A meta-analysis, such as that performed in this study, is a potentially useful tool in this situation because pooling data can create very powerful results compared to the data obtained from smaller individual studies. To our knowledge, our study is the first meta-analysis to include a pooled analysis of prospective controlled trials comparing the 22-G and 25-G needles with regard to operating characteristics and diagnostic yield in EUS-guided sampling of pancreatic masses. Our review provides a comprehensive summation of the current literature describing the sensitivity and specificity of 22-G and 25-G needles in EUS-FNA for the diagnosis of solid pancreatic masses. For this study, attempts were made wherever possible to closely follow the Cochrane Collaboration recommendations. We prespecified a rigorous study protocol and searched several electronic databases, identified international conference abstracts, and searched the study reference lists for relevant trials without language restrictions.

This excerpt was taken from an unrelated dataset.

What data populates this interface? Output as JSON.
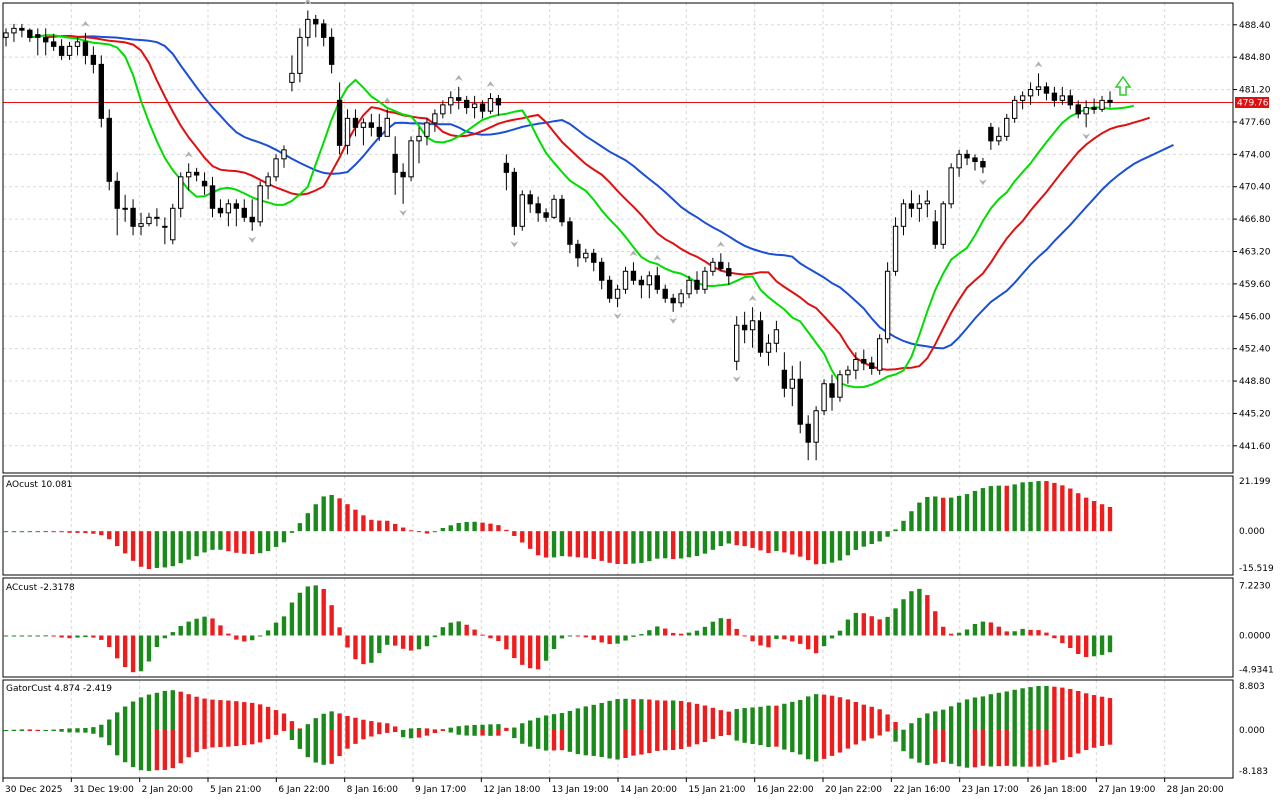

The search yielded 2811 original citations, of which 11 studies with 837 patients were eligible for the review. The 22-G needle size was used for a total of 412 patients and resulted in a pooled sensitivity of 88% (range, 84–91%) and specificity of 100% (95–100%). The 25-G needle size was used for a total of 425 patients and resulted in pooled sensitivity and specificity of 92% (range, 89–95) and 100% (range, 94–100%), respectively.
We also used both PLR and NLR as our measures of diagnostic accuracy since they can be more easily interpreted and applied to clinical practice. The PLR is a measure of how well the diagnosis identified the malignant pancreatic mass, whereas the NLR assesses how well the same diagnosis excludes the disease. Likelihood ratios >10 and <0.1 provide strong evidence to include or exclude a diagnosis, respectively. According to our analysis, the PLR and NLR were 12.61 (5.65–28.14) and 0.16 (0.1–0.21) for the 22-G needle and 8.44 (3.87–18.42), and 0.13 (0.09–0.18) for the 25-G needle, respectively. SROC curves were drawn to see any heterogeneity between studies and an AUC of 1 for any test indicates that the test is excellent. The AUC value was 0.97 for the 22-G and 25-G needles. Compared to the study of 22-G EUS-FNA needles, our study showed that 25-G needles have superior sensitivity for solid pancreatic mass EUS-FNA. The pooled results from this analysis are consistent with the trend from previous studies, which lack the statistical power to make a clear statement regarding selection of the most adequate needles for EUS-FNA. The reason for the observed superior diagnostic accuracy of the 25-G needle in this analysis is uncertain. One possible reason is that the smaller 25-G needle might provide less bloody and contaminated specimens and more easily penetrate a calcified or hard mass. Needle size selection is, in practice, a complex process. For instance, whether the lesion is solid or cystic may influence the endosonographer's decision to use a particular needle size.
The present study has several limitations. First, it had a small sample size. However, we contacted each author to supplement the missing data. Second, only English-language studies were included from this analysis. If the search had been extended to include literature published in other languages, it is possible that additional relevant trials may have been identified. Additionally, any other factor would influence the result of the meta-analysis such as the baseline characteristics of the patients (including age, sex, pathologic stage, lesion location).